Este mesmo dossiê, que reunia vários documentos, artigos nacionais e estrangeiros denunciando as péssimas condições da negociação engendrada pelo prefeito César Maia, passou a circular amplamente entre jornalistas, profissionais do legislativo, executivo e judiciário, tendo sido responsável por um novo patamar de informação dada à opinião pública, que culminou com a liminar impetrada pelo vereador Eliomar Coelho que suspendeu os primeiros pagamentos do contrato assinado às escondidas pelo prefeito César Maia (à revelia de todos os senões levantados pelos profissionais diretamente envolvidos com a construção de um museu).

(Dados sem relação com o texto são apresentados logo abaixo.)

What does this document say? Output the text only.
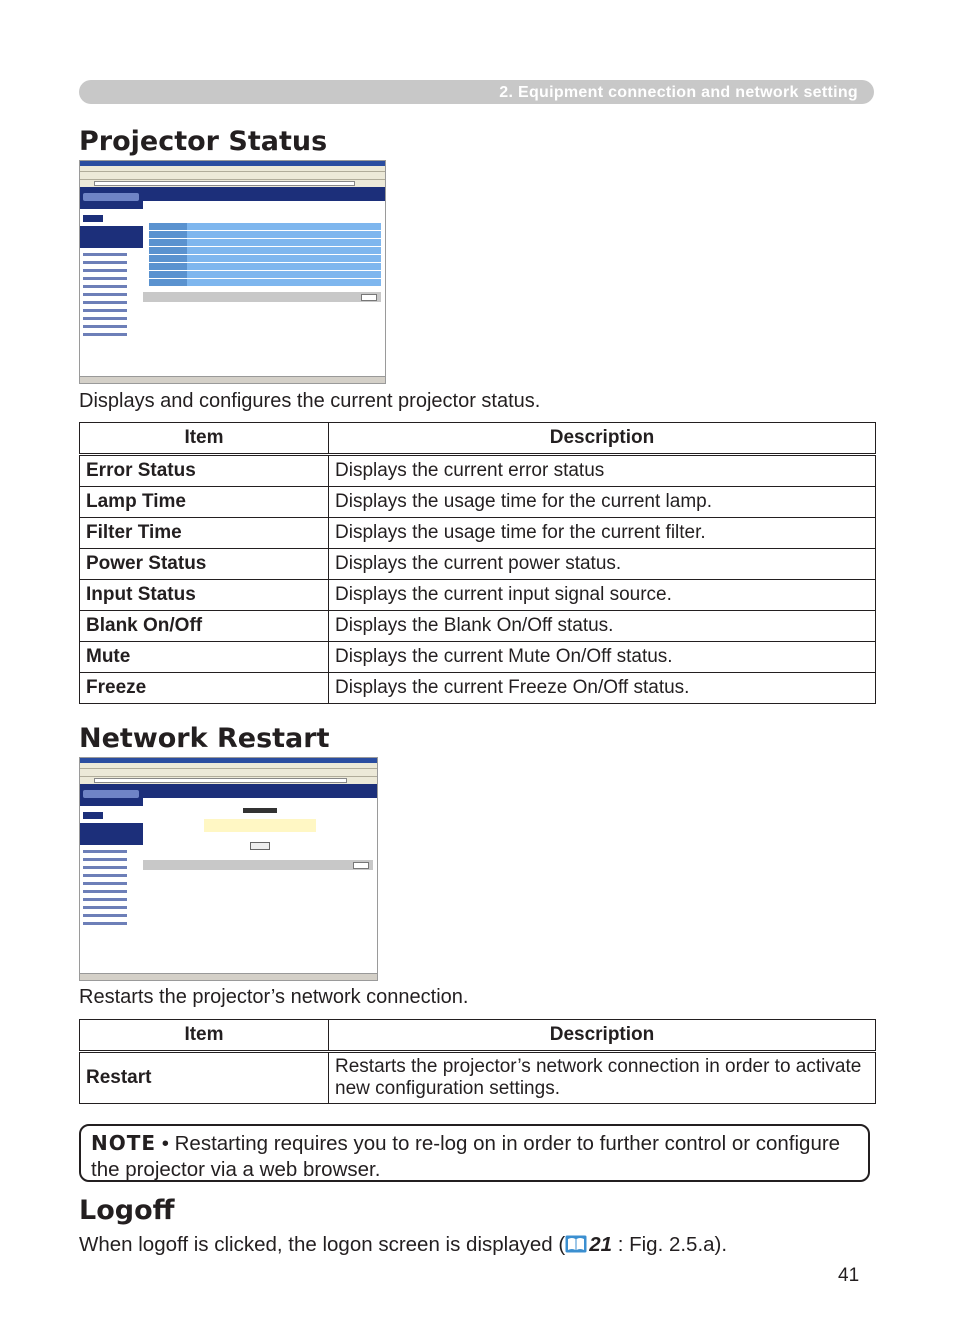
2. Equipment connection and network setting
Projector Status
Displays and configures the current projector status.
Item	Description
Error Status	Displays the current error status
Lamp Time	Displays the usage time for the current lamp.
Filter Time	Displays the usage time for the current filter.
Power Status	Displays the current power status.
Input Status	Displays the current input signal source.
Blank On/Off	Displays the Blank On/Off status.
Mute	Displays the current Mute On/Off status.
Freeze	Displays the current Freeze On/Off status.
Network Restart
Restarts the projector’s network connection.
Item	Description
Restart	Restarts the projector’s network connection in order to activate new configuration settings.
NOTE • Restarting requires you to re-log on in order to further control or configure the projector via a web browser.
Logoff
When logoff is clicked, the logon screen is displayed ( 21 : Fig. 2.5.a).
41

O espaço que o Canal Contemporâneo já havia criado a partir da informação recebida e espalhada agora se expandia para outros contextos, igualmente políticos e importantes. O caso Guggenheim foi um belo exemplo do equilíbrio que podemos atingir na democracia com o uso da Internet. A voz da sociedade civil serviu para dar lastro ao legislativo e ao judiciário para impedir uma atitude ditatorial do executivo.

N: Gostaria de me ater aqui ao papel do Canal na política cultural. No caso Mazeredo [artista que têm dezenas de obras públicas, cuja relevância começa a ser questionada, na cidade do Rio de Janeiro], um aparente resultado foi logo obtido, com a criação de uma comissão para estabelecer parâmetros para a escolha de obras para o espaço público...

PC: A resposta rápida da Secretaria de Cultura deve-se ao fato de que o projeto da Comissão de Paisagem Urbana já existia previamente, mas sem sucesso em sua implantação. Ao levantarmos a questão da Mazeredo no Canal Contemporâneo, através de e-mails enviados aos jornais e ao [projeto de mídia tática do Canal] “Como atiçar a brasa”, o Secretário Municipal de Cultura do Rio de Janeiro, Ricardo Macieira, aproveitou a deixa para mostrar a importância do assunto ao nosso alcaide, que estando em época de eleição, deve ter concordado rapidamente com a estratégia de seu secretário para barrar uma nova perturbação. O que aprendemos com o caso Mazeredo é que, com essa participação, podemos também contribuir para uma melhor atuação do poder executivo, quando este se vê impossibilitado de agir por falta de força política. Afinal, a força política somos nós.